Q: Does filing for pre-assessment review automatically reduce additional taxes?

A: Tax amounts don't automatically decrease just by filing for review - you need persuasive logic and evidence.

  • Pre-assessment review is an important system to dispute taxation appropriateness before tax finalization. However, taxes don't automatically decrease just by filing for review. The National Tax Service Investigation Review Committee examines taxpayer claims and evidence to make judgments, so you must present persuasive logic and sufficient evidence.
  • In Yoo Yeon-seok's case, he argued that already-paid corporate taxes should be deducted based on the double taxation prohibition principle, which was accepted, reducing additional taxes from 7 billion to about 3 billion won. Efforts are needed such as submitting documents proving actual corporate operations (contracts, personnel lists, office lease agreements, etc.), pointing out tax calculation errors, or presenting precedents from similar cases. Consulting with tax accountants or lawyers is common, and quick response is important as filing must occur within 30 days.

Q: What happens if you don't pay additional taxes?

A: Once taxes are finalized, property gets seized through forced collection and additional penalties are imposed.

  • After taxes are finalized through pre-assessment review, taxpayers must pay taxes within the specified period.
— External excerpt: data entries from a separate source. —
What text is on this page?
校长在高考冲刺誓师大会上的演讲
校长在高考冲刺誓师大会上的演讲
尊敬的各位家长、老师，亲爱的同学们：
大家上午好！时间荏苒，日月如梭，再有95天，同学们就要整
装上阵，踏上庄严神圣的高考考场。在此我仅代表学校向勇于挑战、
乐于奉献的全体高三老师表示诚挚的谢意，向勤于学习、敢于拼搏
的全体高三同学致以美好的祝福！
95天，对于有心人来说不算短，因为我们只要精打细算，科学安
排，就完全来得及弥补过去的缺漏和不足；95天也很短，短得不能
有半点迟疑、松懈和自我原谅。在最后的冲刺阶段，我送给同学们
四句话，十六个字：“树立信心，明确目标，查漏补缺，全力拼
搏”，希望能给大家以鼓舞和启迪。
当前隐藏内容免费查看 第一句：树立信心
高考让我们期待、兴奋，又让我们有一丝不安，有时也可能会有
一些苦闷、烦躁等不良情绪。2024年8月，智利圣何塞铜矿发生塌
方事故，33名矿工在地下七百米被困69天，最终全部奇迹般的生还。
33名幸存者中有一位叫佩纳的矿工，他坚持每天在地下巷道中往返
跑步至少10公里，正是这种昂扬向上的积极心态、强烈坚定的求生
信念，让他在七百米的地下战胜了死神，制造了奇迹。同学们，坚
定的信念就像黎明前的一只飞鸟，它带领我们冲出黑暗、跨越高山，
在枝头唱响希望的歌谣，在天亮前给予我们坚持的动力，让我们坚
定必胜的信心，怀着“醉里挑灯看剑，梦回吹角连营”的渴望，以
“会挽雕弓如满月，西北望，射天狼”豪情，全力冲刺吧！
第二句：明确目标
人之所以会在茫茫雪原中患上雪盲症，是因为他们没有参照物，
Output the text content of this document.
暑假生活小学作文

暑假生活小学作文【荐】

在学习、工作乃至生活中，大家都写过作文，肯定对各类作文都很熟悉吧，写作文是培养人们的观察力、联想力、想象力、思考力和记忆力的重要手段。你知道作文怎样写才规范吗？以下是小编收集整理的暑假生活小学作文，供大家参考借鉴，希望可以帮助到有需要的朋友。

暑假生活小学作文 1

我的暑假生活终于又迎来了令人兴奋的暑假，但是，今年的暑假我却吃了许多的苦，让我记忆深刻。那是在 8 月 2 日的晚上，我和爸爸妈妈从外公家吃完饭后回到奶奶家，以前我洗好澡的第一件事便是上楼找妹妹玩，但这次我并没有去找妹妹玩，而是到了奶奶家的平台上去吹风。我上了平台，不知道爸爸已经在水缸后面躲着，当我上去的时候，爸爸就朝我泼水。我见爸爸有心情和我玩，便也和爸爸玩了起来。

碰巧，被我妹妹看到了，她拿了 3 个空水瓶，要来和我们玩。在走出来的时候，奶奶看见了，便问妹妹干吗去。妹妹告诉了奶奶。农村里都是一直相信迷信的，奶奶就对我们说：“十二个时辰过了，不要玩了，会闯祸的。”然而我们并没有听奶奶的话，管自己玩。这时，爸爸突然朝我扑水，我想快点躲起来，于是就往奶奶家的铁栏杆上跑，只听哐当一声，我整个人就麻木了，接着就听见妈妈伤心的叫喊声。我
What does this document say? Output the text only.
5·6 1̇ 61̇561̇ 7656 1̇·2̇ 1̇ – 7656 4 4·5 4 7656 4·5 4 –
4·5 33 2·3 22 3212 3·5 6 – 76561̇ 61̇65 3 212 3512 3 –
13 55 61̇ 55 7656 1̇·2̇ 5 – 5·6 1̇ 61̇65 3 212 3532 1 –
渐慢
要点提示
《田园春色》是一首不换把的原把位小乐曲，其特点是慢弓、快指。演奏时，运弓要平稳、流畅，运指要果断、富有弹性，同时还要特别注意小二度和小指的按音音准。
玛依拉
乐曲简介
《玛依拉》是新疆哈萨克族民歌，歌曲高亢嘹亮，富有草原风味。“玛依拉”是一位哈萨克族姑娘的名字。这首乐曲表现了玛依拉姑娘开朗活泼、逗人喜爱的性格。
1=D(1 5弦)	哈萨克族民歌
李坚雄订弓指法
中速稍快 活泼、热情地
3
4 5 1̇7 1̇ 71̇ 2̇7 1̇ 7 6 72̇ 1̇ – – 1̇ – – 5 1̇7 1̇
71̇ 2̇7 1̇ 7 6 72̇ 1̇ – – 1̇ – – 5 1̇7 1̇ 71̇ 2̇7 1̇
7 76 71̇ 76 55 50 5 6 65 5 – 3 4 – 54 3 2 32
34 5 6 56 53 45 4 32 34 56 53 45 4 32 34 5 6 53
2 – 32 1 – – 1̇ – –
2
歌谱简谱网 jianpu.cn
If not paid, the tax office begins forced collection procedures. First, properties like deposits, salaries, and real estate get seized. Second, seized properties are disposed of through public auctions and applied to taxes. Third, late payment penalties are additionally imposed, increasing the burden.
  • If additional taxes are too large for immediate payment, you can apply for payment deferral or installment payment. The tax office can delay payment for a certain period or allow installment payment considering taxpayer property status and payment capacity. However, this is a benefit not a right, so the tax office doesn't necessarily approve it. Most importantly, preventing additional taxes through transparent and legal tax management is crucial. From corporation establishment, build actual operational systems, and through regular tax reviews, discover and resolve problems early.